Aside from the usual much talked-about electric vehicle problems, most of which have to do with charging and range, there is one issue that hardly anybody talks about: EVs’ extra weight. An electric vehicle may not necessarily have a bigger footprint, but it’s always going to be considerably heavier than an ICE vehicle its size.

One great example of this is the new BMW i4, which is the battery-powered version of the new 4 Series Gran Coupe. The latter weighs around 1.6 - 1.7 tons, while the i4 BEV can exceed 2.1 tons and it’s all down to the battery.

There is one bit of good news for EVs and their extra weight - it’s all concentrated really low in the vehicle, so it makes them feel planted and surefooted. And the BMW i4 is a good example of this, because even in EV guise, with a big battery and taller suspension, it still handles extremely well thanks to its low center of gravity (which is lower than in the ICE) model.
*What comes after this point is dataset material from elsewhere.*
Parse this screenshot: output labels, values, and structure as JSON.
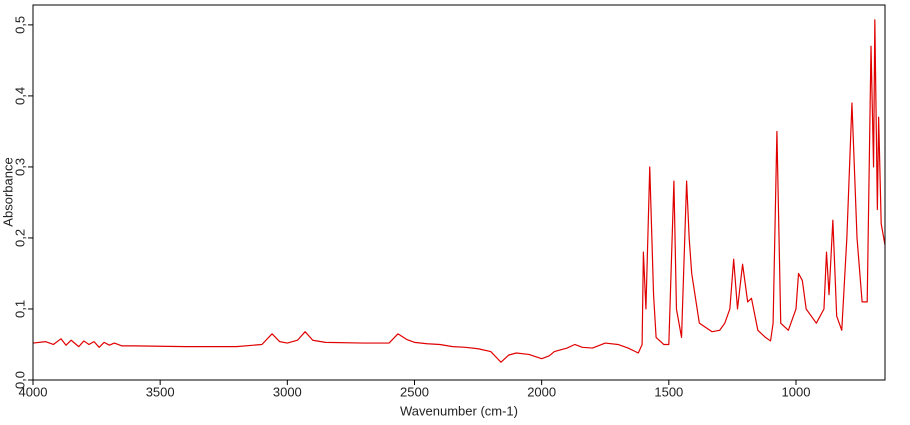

Roadshow’s Brian Cooley looks at how this extra weight negatively affects EVs in this video. He talks about the safety of electric vehicles too, noting that in being heavier, they are also more dangerous to other road users in the event of an accident.

Extra road wear is another EV trait that may not immediately come to mind. The taxes you pay for EVs may not necessarily be destined for road repairs or improvements, while most of the fuel tax paid by ICE drivers is used towards that. In other words, EVs are causing more wear on the infrastructure, but they are actually paying less to maintain it.